Tuesday, June 23, 2009

My Parents Never Beat Me

I don't exactly plan on anyone reading this. I have always thought this sort of thing to be quite self-indulgent but I am an 18 year old girl, so self-indulgent is exactly what I am. Yesterday I decided to start writing my memoir. Four paragraphs later and I'm spent--I'm a bit of a procrastinator. I don't have much to write about so perhaps the stuff I write in this will fuel a page or two in my ridiculous attempt to be David Sedaris. I may never write past the four poorly written paragraphs that I've accomplished thus far but I had to write something because I thought of a title months ago. So here are the first couple of paragraphs that I have written for my never-to-be-finished memoir entitled...

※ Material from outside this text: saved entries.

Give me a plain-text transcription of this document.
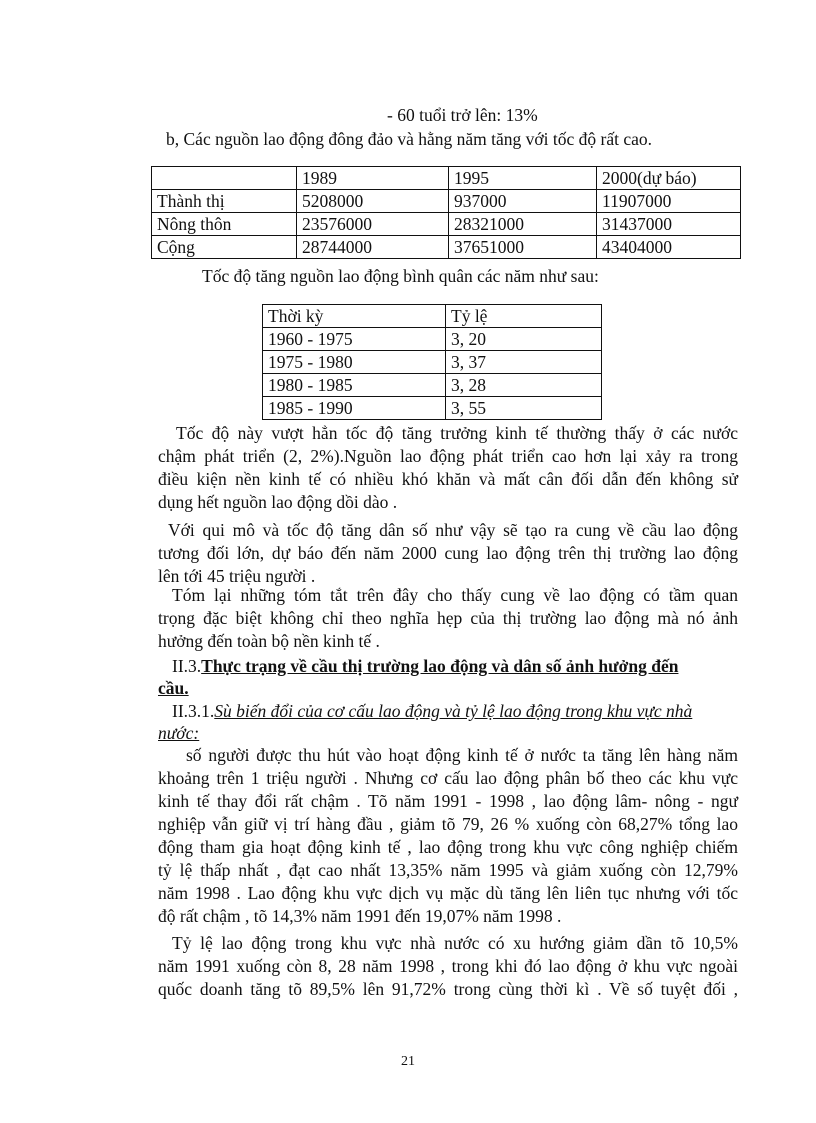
- 60 tuổi trở lên: 13%
b, Các nguồn lao động đông đảo và hằng năm tăng với tốc độ rất cao.
	1989	1995	2000(dự báo)
Thành thị	5208000	937000	11907000
Nông thôn	23576000	28321000	31437000
Cộng	28744000	37651000	43404000
Tốc độ tăng nguồn lao động bình quân các năm như sau:
Thời kỳ	Tỷ lệ
1960 - 1975	3, 20
1975 - 1980	3, 37
1980 - 1985	3, 28
1985 - 1990	3, 55
Tốc độ này vượt hẳn tốc độ tăng trưởng kinh tế thường thấy ở các nước
chậm phát triển (2, 2%).Nguồn lao động phát triển cao hơn lại xảy ra trong
điều kiện nền kinh tế có nhiều khó khăn và mất cân đối dẫn đến không sử
dụng hết nguồn lao động dồi dào .
Với qui mô và tốc độ tăng dân số như vậy sẽ tạo ra cung về cầu lao động
tương đối lớn, dự báo đến năm 2000 cung lao động trên thị trường lao động
lên tới 45 triệu người .
Tóm lại những tóm tắt trên đây cho thấy cung về lao động có tầm quan
trọng đặc biệt không chỉ theo nghĩa hẹp của thị trường lao động mà nó ảnh
hưởng đến toàn bộ nền kinh tế .
II.3.Thực trạng về cầu thị trường lao động và dân số ảnh hưởng đến
cầu.
II.3.1.Sù biến đổi của cơ cấu lao động và tỷ lệ lao động trong khu vực nhà
nước:
số người được thu hút vào hoạt động kinh tế ở nước ta tăng lên hàng năm
khoảng trên 1 triệu người . Nhưng cơ cấu lao động phân bố theo các khu vực
kinh tế thay đổi rất chậm . Tõ năm 1991 - 1998 , lao động lâm- nông - ngư
nghiệp vẫn giữ vị trí hàng đầu , giảm tõ 79, 26 % xuống còn 68,27% tổng lao
động tham gia hoạt động kinh tế , lao động trong khu vực công nghiệp chiếm
tỷ lệ thấp nhất , đạt cao nhất 13,35% năm 1995 và giảm xuống còn 12,79%
năm 1998 . Lao động khu vực dịch vụ mặc dù tăng lên liên tục nhưng với tốc
độ rất chậm , tõ 14,3% năm 1991 đến 19,07% năm 1998 .
Tỷ lệ lao động trong khu vực nhà nước có xu hướng giảm dần tõ 10,5%
năm 1991 xuống còn 8, 28 năm 1998 , trong khi đó lao động ở khu vực ngoài
quốc doanh tăng tõ 89,5% lên 91,72% trong cùng thời kì . Về số tuyệt đối ,
21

"My Parents Never Beat Me"
A Memoir
(Kind Of)

I know what you’re thinking right now: “I wish Cher and Celine would do a double feature show in Vegas”. Me too, me too. Or perhaps you just looked me up on Google images and as your eyes scan this page you can hardly function because your heart has been punctured by the beauty of my face—it happens. Or maybe you just found out that I am merely a college student at a highly competitive liberal arts college intended mainly for well off daughters of lawyers. This, of course, prompts the question: “How could a girl with limited years of functioning life and an upper middle class suburban childhood write a memoir?” Honestly, I’m not quite sure.
I am writing as a bored eighteen year old girl living in the limbo that is the summer vacation before her first year of college. Right now I am somewhere in Palm Beach County, Florida (the place that ruined the 2000 presidential election) and in a matter of months I will be packing my bags with shoes, graphic t-shirts, mace, and a rape whistle in order to head off to college in the extraordinarily scary city of New York. I am fairly certain that only self-obsessed people carry rape whistles.
If I am lucky I will finish this memoir before I graduate from college, leaving me just enough time to get it published, become involved in a huge scandal (it’s good for publicity) and reap the benefits of my DUI arrest as my book flies off the shelves. This will of course supply me with enough money to pay off the inevitable debt that my private college has caused me to amass while also providing me with the same street cred that stars like Paris Hilton and Lindsay Lohan so joyously bask in. Or, more likely, I will continue to be writing this at age thirty in my studio apartment where I run an underground Cuban cigar shop and own multiple cats. Either way, if you are reading this right now and it is bound in book form (with a cover and everything) then I must have finished writing it—go me!
It is probably important that I explain the title (and although I believe it to be quite self explanatory I am aware that most people are not very intelligent—not you of course—just those other people who may have foolishly stumbled across my moderately well written memoir). The title is a fact: My parents never beat me. They never sexually assaulted me. I was not impregnated by my uncle. My grandfather did not partake in the illegal sale of foreign plants (that I know of). Frankly, I was never even verbally assaulted, I only did the assaulting. My childhood was wonderful, my schooling was the best that the public school system had to offer, and I never starved unwillingly. I even managed to be gay without ever being kicked out of my house or made fun of by my peers. This is why the third line of the title, the (Kind Of), is the most important part of my memoir. Sure, I could write an entire book about how I often curled up in a ball and blasted Alanis Morissette while I wrote depressing poetry during my middle school years. But there was no real pain and suffering in that, just a lot of angst. What is more fun about my life thus far is the one I created for myself in my own head. I’ve always been an insatiable child; my own monotonous life does nothing to excite me. This (Kind Of) memoir is a home to stories, some true, and some fiction, but most a combination of the two. I often forget what has actually happened to me and what I have made up in order to keep myself from dozing off at the thought of my own boring life—so these stories won’t try to differentiate between the two, they will just be.